The sun rose steadily, banishing the sheets of gossamer mist which lurked among the orchards. Under its growing warmth, the rich crop of apples turned yet another shade darker as they waited for the hands of the pickers.
2267–2270
Eight separate skirmishes involving use of antimatter among colony worlds. Thirteen million killed.
2271
Avon summit between all planetary leaders. Treaty of Avon, banning the manufacture and use of antimatter throughout inhabited space. Formation of Human Confederation to police agreement. Construction of Confederation Navy begins.
2300
Confederation expanded to include Edenists.
2301
First Contact. Jiciro race discovered, a pre-technology civilization. System quarantined by Confederation to avoid cultural contamination.
2310
First ice asteroid impact on Mars.
2330
First blackhawks gestated at Valisk, independent habitat.
3350
War between Novska and Hilversum. Novska bombed with antimatter. Confederation Navy prevents retaliatory strike against Hilversum.
2356
Kiint homeworld discovered.
2357
Kiint join Confederation as ‘observers’.
2360
A voidhawk scout discovers Atlantis.
2371
Edenists colonize Atlantis.
Laurus is ensconced in the Regency elegance of his study, comfortable in his favourite leather chair, looking out at the world through another set of eyes. The image is coming from an affinity bond with his eagle, Ryker. A silent union produced by the neuron symbionts rooted in his medulla, which are attuned to their clone analogues in Ryker, feeding him the bird’s sensorium clear and bright.

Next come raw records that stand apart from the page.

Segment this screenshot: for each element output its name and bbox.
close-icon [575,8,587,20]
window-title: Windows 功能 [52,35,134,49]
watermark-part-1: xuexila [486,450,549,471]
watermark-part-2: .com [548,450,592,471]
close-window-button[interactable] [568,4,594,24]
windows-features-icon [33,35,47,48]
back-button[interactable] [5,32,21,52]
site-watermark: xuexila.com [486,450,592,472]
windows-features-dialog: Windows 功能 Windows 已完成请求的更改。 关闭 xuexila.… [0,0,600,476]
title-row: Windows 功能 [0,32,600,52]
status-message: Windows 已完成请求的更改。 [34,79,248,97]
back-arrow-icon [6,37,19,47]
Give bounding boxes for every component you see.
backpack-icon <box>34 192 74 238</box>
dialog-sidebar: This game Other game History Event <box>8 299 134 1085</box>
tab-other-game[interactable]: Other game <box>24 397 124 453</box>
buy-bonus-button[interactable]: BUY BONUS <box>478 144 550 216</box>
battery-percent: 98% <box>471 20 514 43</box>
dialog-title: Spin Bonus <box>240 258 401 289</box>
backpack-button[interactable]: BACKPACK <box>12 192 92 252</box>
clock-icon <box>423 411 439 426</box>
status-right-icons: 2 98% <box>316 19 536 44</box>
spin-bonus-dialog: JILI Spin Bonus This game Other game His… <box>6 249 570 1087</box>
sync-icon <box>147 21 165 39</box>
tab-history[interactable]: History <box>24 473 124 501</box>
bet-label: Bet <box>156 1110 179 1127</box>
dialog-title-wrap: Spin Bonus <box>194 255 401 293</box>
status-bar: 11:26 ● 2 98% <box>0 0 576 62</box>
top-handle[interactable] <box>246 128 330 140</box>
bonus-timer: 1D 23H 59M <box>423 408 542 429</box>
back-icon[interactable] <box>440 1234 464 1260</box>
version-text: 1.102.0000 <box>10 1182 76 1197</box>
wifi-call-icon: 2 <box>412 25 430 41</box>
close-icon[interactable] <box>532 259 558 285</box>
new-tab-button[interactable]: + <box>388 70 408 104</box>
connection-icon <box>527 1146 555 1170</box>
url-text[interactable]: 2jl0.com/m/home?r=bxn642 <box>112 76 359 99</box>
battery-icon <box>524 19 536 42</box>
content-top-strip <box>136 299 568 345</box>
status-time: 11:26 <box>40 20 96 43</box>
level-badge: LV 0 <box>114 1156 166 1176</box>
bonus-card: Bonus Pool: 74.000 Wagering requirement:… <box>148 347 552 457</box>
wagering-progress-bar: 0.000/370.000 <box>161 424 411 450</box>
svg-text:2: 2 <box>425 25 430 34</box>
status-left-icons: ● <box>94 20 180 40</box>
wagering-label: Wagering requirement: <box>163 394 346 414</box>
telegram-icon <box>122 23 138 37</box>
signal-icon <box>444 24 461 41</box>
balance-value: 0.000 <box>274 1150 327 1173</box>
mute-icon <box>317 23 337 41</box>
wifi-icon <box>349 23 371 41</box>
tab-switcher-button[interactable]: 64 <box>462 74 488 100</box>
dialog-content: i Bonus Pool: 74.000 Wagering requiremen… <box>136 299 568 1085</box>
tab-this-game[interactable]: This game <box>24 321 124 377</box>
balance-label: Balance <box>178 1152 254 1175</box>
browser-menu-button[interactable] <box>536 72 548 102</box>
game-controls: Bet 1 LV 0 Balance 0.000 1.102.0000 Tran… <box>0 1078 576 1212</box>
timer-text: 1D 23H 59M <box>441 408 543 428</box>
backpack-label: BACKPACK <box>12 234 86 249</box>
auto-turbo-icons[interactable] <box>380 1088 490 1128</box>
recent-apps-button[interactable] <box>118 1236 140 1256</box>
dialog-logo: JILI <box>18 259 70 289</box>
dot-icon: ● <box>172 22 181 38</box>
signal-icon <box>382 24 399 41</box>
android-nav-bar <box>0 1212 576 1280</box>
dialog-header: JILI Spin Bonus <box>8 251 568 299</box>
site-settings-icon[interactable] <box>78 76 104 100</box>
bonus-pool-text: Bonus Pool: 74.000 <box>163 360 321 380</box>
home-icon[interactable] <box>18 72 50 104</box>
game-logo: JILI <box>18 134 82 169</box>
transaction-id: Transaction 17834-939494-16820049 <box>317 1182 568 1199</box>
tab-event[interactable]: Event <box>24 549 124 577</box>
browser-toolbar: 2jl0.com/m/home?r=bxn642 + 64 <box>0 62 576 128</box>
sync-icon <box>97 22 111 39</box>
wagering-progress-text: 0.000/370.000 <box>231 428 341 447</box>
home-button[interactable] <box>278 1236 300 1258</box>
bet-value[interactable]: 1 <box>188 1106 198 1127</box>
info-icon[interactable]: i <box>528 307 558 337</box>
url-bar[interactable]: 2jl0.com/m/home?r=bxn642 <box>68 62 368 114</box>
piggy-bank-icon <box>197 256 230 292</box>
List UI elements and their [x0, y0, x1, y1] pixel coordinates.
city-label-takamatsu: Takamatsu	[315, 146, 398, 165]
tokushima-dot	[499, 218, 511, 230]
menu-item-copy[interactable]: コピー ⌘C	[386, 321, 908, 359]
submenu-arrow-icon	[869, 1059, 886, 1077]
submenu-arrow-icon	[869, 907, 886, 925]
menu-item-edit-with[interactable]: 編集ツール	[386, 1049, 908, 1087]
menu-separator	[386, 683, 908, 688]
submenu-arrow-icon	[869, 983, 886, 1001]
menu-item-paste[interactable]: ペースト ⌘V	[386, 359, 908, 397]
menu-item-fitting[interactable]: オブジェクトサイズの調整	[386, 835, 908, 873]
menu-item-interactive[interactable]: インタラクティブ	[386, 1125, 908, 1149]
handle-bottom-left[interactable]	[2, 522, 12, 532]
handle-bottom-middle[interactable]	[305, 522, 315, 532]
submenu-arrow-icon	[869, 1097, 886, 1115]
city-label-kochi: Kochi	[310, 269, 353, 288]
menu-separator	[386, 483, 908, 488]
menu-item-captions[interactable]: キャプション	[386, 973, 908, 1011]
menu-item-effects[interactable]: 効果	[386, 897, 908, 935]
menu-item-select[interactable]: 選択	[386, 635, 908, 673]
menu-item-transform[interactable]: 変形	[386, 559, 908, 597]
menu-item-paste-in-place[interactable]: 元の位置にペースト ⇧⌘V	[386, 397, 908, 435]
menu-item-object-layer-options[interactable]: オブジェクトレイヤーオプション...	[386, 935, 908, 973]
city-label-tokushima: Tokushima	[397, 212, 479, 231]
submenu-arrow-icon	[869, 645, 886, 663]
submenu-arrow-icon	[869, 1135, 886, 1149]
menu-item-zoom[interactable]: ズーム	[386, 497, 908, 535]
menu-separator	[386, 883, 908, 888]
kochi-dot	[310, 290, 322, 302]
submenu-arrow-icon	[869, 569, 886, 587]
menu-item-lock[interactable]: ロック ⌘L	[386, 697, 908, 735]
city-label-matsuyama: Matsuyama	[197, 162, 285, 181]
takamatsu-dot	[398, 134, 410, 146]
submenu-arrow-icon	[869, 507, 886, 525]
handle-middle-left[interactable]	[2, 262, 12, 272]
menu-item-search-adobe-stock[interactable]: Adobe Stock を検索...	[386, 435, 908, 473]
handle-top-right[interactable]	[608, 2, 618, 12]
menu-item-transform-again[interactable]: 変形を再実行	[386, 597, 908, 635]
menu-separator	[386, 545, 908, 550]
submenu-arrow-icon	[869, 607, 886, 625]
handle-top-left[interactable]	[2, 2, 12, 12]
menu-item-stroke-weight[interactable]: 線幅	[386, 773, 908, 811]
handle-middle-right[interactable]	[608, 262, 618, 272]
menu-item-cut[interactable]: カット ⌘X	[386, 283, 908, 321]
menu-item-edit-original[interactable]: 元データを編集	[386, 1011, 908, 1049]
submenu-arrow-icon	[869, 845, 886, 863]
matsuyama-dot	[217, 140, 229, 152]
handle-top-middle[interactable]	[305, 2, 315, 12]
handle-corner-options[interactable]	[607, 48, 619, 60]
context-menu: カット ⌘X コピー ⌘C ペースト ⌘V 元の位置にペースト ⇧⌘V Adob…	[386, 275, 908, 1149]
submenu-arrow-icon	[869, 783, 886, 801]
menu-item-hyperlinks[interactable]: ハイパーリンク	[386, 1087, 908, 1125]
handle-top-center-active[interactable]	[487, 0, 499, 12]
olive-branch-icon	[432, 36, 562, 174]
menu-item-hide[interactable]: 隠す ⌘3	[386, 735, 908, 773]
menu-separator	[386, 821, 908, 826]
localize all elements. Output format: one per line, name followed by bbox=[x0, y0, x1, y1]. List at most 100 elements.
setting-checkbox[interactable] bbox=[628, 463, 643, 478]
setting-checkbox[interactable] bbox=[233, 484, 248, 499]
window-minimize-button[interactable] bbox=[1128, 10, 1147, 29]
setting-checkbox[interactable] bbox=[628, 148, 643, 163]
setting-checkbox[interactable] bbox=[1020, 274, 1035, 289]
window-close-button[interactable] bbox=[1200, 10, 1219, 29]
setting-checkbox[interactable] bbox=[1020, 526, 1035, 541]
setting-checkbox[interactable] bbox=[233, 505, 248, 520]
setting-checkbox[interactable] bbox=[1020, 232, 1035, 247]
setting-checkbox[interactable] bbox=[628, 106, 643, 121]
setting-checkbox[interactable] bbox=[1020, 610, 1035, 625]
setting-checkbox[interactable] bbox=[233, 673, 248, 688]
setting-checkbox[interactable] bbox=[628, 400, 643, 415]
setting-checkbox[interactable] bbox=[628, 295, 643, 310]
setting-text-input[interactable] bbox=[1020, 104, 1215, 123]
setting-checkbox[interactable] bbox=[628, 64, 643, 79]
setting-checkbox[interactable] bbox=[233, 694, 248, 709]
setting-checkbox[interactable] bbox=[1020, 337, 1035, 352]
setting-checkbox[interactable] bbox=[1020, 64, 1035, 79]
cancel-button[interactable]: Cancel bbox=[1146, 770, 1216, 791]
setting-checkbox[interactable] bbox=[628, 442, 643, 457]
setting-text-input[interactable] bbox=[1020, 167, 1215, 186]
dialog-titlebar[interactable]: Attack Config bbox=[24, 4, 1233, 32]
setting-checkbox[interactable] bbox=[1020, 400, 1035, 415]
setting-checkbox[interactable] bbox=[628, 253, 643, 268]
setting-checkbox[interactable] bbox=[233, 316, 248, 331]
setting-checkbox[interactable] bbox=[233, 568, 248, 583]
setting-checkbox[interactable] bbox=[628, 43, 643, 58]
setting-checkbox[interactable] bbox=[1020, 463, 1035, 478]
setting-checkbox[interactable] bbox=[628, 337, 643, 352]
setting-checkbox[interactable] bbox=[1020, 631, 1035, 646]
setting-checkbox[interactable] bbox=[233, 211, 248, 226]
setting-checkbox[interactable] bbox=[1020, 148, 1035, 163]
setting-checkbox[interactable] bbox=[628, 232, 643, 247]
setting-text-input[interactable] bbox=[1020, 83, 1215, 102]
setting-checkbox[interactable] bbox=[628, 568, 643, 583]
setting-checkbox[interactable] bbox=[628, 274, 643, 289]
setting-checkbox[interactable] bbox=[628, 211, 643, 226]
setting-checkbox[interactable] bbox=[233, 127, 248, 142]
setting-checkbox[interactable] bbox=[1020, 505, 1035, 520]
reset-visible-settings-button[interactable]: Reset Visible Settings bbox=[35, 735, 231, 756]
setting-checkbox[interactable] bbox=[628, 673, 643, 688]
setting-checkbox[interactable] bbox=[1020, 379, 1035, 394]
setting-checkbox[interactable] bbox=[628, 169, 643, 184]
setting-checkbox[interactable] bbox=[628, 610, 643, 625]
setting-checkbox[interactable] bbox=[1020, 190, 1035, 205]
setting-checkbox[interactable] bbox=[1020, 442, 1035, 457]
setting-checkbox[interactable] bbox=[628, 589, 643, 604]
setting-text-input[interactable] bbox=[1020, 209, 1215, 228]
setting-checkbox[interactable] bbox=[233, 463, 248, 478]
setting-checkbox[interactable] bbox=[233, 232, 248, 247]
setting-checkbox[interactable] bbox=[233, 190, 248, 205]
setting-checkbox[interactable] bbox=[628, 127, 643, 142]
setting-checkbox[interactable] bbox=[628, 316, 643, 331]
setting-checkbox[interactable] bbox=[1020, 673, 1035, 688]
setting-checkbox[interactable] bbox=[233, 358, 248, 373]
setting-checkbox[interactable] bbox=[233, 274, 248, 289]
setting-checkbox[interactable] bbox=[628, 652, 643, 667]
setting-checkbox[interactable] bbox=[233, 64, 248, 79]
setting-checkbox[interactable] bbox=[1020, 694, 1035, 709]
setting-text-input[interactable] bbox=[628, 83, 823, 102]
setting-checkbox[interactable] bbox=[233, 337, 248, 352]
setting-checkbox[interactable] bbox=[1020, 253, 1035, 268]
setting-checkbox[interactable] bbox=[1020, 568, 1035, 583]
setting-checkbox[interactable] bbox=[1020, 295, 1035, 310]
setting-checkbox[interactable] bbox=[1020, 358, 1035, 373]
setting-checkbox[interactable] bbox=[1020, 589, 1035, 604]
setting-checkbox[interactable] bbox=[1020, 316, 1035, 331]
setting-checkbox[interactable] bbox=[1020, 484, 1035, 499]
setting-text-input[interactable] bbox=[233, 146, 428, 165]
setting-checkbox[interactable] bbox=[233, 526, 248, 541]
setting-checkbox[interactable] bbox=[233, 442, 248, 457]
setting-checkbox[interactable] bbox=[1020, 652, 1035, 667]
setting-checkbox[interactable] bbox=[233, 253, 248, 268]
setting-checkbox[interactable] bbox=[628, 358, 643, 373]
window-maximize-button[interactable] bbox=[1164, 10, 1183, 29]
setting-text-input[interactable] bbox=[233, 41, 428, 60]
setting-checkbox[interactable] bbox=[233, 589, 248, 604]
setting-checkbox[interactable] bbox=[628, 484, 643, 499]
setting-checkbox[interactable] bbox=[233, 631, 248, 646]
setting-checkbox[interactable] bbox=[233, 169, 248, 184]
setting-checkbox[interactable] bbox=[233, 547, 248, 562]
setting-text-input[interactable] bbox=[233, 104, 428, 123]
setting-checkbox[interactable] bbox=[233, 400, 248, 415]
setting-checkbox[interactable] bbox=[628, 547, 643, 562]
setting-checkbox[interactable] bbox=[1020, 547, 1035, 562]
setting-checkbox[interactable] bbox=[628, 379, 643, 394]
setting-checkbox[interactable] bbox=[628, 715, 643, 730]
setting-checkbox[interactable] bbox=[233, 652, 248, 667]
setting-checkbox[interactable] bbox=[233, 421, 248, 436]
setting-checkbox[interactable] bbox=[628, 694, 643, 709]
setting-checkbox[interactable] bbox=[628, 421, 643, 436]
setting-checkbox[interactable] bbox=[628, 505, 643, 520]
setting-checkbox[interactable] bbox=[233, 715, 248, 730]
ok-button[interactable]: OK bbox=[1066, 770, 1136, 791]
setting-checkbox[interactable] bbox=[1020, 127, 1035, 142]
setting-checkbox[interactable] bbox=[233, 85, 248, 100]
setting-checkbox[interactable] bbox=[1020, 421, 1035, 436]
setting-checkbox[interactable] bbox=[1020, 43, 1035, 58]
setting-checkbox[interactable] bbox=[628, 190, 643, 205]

He enjoys the sensations of freedom and power he obtains from flying the big bird, they’re becoming an anodyne to his own ageing body with its white hair and weakening muscles. A decay which is defeating even Tro-picana’s biomedical skills. Ryker, however, possesses a nonchalant virility, a peerless lord of the sky.
With wings outstretched to its full three-metre span, the duality is riding the thermals high above Kariwak. Midday heat has shrouded the coastal city in a pocket of doldrum-calm air, magnifying the teeming convoluted streets below. This is the eastern quarter, the oldest human settlement on Tropicana, where the palm-thatched bungalows cluster scant metres above the white sands of Almond Beach. Laurus is looking down on the familiar pattern of white-washed walls crusted with a tideline of ebony solar panels. Each has a petite garden of magical colour enclosed by fences long since buried under flowering creepers, all of them locked together like the tiles on some abstract rainbow mosaic. Behind the bungalows, the streets become more ordered, the buildings sturdier. Tall trees cluster at the centre of brick-paved squares, while the pavements are lined with market barrows, channelling the dense flow of bicycles, pedestrians, horses, and carriages. No cars or taxis are permitted here, they lack the necessary grace to gain membership of such a rustic environment.
The snow-white bitek coral walls of the two-kilometre-wide harbour basin glare with a near painful intensity under the scalding sun. From Ryker’s viewpoint the harbour looks like a perfectly circular crater. Its western half has bitten a chunk out of the city, allowing a dense stratum of warehouses, commercial plazas, and boatyards to spring up along its boundary. The eastern half extends out into the flawless turquoise sea, deflecting the gentle ripples which roll in from the massive shallow ocean that occupies ninety-five per cent of Tropicana’s surface. Wooden quays sprout from the harbour’s inner rim, home to hundreds of fishing ketches and private yachts. Trading sloops that cruise the archipelago for exotic cargo are gliding over the clean water as they visit the commercial section.